Keltis ist von den Regeln her wirklich einfach. Aber doch nicht banal, wie es manchem Spieler auf dem ersten Blick erscheinen mag. Nicht weil es sich kompliziert spielt, sondern weil es einen ständig vor eine innere Zerreissprobe stellt. Die Frage ob ich diese Karte jetzt oder erst später spiele, kann einem schon mal fast körperliche Schmerzen bereiten. Was wenn ich jetzt die 5 (aufwärts nach 3 und 4) spiele und dann noch eine 4 ziehe? Wenn ich dann jedesmal vor Ärger in den Tisch beissen würde, würde mein Zahnarzt sich bald einen neuen Porsche kaufen können, aber mein Tisch würde dann irgendwie merkwürdig aussehen. Und das in der Kneipe zu tun, in der ich spiele, wäre auch sehr unappetitlich. Hmmm. Aber es ist nun mal so. Das gleiche Spielgefühl wie bei Lost Cities. Eine totale innerliche Anspannung. Eine Partie die gut läuft und in der man immer die richtigen Karten nachzieht, zaubert zwar ein entrücktes Grinsen auf unser Gesicht, ist aber realitätsfern.

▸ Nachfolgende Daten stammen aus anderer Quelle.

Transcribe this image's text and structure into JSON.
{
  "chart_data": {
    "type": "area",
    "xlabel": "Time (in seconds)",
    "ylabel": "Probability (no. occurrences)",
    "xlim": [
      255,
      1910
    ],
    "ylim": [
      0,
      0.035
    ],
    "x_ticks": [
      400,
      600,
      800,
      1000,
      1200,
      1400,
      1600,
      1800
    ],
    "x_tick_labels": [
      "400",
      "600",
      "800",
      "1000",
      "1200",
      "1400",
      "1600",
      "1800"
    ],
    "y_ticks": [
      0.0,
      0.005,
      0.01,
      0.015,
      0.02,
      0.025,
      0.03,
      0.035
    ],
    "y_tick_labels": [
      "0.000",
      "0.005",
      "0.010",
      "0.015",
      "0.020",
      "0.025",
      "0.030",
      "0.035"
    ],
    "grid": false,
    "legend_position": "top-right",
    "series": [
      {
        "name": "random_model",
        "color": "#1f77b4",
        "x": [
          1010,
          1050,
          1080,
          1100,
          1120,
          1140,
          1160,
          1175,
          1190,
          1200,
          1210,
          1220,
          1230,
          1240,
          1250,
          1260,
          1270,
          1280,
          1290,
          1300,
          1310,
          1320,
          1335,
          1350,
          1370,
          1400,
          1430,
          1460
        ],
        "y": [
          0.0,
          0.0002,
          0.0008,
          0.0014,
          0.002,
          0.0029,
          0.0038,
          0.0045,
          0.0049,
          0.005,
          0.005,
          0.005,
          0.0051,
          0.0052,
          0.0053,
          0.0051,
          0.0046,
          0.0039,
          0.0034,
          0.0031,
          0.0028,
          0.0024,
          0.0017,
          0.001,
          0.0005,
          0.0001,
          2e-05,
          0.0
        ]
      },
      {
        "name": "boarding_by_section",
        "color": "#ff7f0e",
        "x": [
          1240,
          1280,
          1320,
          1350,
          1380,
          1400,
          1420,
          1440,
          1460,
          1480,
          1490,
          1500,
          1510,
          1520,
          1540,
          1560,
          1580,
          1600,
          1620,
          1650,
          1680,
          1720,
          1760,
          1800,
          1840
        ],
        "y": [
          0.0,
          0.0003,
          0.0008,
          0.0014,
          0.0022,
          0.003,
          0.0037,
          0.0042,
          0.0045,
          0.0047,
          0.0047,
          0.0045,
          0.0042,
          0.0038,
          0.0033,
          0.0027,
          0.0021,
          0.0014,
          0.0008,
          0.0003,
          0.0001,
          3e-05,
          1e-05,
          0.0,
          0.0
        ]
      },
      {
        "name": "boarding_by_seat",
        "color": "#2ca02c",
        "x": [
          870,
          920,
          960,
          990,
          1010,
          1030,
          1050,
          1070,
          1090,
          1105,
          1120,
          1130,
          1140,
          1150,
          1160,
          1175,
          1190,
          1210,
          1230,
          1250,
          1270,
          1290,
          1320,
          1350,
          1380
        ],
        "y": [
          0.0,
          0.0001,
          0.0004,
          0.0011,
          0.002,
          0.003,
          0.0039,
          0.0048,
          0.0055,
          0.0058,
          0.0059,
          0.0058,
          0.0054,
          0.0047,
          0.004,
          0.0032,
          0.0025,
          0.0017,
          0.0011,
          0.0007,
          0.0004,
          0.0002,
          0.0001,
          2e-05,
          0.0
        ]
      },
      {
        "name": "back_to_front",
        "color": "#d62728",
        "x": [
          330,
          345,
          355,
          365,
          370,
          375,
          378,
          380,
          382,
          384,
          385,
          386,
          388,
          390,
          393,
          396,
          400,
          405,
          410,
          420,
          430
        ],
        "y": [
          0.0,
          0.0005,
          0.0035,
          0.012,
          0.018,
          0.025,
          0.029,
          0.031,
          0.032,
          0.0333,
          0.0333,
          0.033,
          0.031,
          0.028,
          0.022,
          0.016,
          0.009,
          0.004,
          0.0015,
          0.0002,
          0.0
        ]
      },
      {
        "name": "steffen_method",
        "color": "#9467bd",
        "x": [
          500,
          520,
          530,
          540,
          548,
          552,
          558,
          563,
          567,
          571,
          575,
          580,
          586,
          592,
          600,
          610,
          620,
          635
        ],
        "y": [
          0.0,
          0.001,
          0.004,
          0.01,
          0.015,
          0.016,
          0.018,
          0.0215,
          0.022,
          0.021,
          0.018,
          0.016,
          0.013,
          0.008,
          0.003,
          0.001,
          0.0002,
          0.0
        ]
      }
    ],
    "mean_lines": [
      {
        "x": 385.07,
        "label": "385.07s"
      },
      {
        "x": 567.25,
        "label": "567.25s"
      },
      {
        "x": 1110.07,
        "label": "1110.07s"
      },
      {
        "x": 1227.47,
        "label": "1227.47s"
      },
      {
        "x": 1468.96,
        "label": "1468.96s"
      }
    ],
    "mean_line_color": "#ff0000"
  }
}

Meist haben wir eher Käse auf
der Hand und mögen ihn noch nicht mal ablegen weil dieser den Mitspielern ins Konzept passt und wir ja heute keinen Jesus - liebt - uns - Abend sondern einen Spieleabend haben. Und da wollen wir gewinnen. Aber mit DIESEN Karten? Keltis hat einen so einfachen Spielablauf: Karte spielen, Kleeblatt evtl. Bewegen, Karte nachziehen. Und doch schaffen Grübler es auch mal 5 Minuten für ihren Zug zu brauchen. Die trete ich dann aber auch mal unter dem Tisch und zeige dann mit Unschuldmiene auf meinen Sitznachbarn. Ein bisschen Taktik, einfache Regeln und sehr viel Glück. Dafür bekommen wir: viel, viel Spannung, evtl. schlechte Zähne und schweissnasse Hände. Und oft eine Revanche. Lost Cities spielt sich etwas flotter als Keltis. Keltis schafft es nicht Lost Cities von seinem von mir persönlich errichteten Thron zu schmeissen, ist aber auch ziemlich gut. Lost Cities ist noch eleganter und spielt sich noch flüssiger.
Aber eines sollte klar sein: wer noch nie verstanden hat, was um alles in der Welt an Lost Cities gut sein soll, der braucht sich Keltis gar nicht erst ansehen. Ansonsten: Es grünt so grün ...... wenn wir den Weg der Steine gehn.